While the U.S. government funds a number of programs to find radiation-exposure remedies, there are no FDA-approved treatments for mass casualties from a nuclear attack or an event like the nuclear disaster in Fukushima, Japan. Researchers at Dana-Farber Cancer Institute and Children's Hospital Boston have a potential solution. In a mouse experiment, mice exposed to radiation got an antibiotic and a version of the anti-infection protein BPI. Almost 80% of those mice survived, while 95% of untreated mice exposed to radiation died after 30 days, Bloomberg reported.

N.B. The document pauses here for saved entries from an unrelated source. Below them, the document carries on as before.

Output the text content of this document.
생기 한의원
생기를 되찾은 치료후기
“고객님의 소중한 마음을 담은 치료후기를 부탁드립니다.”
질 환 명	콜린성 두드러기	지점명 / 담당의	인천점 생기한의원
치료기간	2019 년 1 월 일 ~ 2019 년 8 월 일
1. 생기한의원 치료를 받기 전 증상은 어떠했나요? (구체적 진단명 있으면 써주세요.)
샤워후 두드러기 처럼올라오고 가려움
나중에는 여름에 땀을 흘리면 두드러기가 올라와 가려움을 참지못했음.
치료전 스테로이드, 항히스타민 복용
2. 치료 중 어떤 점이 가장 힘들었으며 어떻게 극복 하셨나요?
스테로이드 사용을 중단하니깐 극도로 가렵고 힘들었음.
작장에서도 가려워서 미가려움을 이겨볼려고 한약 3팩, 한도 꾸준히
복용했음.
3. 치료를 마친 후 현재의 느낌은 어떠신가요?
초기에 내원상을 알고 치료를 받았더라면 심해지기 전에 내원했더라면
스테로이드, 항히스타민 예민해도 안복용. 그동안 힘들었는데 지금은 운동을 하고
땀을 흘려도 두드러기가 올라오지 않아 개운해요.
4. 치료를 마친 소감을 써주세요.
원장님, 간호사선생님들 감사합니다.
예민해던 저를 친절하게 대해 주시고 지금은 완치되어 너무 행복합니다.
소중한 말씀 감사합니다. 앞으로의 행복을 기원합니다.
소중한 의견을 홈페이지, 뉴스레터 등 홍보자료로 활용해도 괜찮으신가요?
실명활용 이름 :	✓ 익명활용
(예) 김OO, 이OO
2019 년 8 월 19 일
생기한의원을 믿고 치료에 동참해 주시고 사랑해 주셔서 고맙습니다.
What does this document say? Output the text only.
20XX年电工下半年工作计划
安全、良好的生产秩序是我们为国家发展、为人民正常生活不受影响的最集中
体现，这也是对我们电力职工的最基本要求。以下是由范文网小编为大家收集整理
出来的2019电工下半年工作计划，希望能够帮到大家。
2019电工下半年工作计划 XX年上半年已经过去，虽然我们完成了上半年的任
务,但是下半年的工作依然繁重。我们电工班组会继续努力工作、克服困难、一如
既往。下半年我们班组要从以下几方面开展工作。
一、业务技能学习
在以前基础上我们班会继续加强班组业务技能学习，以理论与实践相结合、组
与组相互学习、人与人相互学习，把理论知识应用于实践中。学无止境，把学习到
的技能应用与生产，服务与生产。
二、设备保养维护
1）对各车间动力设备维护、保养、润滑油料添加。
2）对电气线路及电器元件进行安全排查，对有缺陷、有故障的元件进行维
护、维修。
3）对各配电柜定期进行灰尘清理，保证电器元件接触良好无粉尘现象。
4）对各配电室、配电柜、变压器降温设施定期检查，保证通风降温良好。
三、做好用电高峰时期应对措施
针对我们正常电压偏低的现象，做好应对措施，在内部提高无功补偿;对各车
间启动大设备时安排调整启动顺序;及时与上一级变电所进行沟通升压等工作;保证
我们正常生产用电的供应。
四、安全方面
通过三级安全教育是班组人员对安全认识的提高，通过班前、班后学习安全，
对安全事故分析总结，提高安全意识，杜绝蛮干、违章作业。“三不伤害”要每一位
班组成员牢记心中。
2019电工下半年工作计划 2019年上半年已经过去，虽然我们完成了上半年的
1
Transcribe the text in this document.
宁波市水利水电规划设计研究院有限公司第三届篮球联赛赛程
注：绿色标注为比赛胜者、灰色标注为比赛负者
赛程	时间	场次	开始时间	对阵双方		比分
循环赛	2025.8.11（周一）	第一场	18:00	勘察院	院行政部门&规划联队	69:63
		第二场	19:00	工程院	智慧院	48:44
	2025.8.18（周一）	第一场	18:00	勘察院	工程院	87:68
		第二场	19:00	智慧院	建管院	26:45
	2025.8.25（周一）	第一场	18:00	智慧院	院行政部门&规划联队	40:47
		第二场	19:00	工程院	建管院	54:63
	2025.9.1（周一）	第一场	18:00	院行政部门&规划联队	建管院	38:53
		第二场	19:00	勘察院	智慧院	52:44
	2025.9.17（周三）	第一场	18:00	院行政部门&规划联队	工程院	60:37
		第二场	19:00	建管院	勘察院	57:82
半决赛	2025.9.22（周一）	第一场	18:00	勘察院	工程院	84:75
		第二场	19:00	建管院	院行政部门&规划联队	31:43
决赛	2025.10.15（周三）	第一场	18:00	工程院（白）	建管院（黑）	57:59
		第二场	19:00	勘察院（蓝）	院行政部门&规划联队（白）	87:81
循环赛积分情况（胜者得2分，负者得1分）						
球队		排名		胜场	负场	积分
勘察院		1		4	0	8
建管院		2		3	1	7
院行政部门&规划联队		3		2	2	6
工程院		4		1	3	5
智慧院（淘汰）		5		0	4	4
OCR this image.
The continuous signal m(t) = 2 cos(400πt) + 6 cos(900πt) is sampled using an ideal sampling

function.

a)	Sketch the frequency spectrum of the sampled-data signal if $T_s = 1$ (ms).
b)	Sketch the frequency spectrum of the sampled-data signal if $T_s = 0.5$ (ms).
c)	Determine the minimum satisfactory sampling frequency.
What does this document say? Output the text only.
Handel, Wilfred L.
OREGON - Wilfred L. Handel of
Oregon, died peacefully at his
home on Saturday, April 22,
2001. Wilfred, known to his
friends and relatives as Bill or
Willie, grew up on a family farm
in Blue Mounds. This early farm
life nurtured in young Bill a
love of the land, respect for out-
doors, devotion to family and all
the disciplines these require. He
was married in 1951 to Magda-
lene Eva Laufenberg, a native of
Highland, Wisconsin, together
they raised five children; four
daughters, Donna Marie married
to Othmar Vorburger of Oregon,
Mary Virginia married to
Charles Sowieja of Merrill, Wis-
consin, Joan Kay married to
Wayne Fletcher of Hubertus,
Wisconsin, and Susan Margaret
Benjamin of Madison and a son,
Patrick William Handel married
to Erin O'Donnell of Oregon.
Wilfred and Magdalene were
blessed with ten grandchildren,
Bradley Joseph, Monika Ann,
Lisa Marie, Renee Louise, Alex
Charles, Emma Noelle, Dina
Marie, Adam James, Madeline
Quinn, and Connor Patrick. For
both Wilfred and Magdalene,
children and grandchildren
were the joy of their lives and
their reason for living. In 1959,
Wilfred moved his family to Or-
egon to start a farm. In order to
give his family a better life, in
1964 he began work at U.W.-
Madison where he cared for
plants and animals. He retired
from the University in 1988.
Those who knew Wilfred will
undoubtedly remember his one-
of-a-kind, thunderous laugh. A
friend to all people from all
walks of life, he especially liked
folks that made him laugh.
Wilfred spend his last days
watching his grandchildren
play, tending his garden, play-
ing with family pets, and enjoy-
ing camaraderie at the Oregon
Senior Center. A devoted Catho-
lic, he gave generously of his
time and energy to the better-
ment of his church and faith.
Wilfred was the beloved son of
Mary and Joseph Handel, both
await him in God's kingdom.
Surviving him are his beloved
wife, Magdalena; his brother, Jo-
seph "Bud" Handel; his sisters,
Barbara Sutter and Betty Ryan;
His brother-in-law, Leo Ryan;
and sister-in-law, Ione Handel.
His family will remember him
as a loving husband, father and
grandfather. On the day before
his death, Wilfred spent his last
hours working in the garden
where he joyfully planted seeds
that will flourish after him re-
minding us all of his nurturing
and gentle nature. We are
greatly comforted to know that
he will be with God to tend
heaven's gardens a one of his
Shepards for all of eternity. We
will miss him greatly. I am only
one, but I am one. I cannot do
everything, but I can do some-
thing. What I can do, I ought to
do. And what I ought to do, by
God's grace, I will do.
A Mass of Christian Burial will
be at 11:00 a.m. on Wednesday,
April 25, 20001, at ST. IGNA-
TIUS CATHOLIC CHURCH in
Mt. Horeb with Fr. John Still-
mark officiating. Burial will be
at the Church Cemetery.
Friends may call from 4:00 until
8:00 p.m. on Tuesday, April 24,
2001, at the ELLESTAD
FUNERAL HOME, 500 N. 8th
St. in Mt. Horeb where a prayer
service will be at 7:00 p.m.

The researchers went into the experiment armed with an understanding of what happens to the body when exposed to radiation. Important immune functions fail, leaving victims exposed to infectious invaders, and the lining of the gut breaks down, letting bacteria into the bloodstream where it isn't supposed to be. To combat these threats, the researchers used the infection-busting BPI and antibiotic combo. What's more, the mice weren't treated until a day after radiation exposure, opening the possibility that survivors of a radiation disaster wouldn't need to get the combo right way to benefit from it. And the results might warrant studies in other animals to advance the combo toward an approval.
"This could potentially be very useful," says radiobiologist Gayle Woloschak of Northwestern University in Chicago, as quoted by Science News. Woloschak wasn't one of the study's researchers.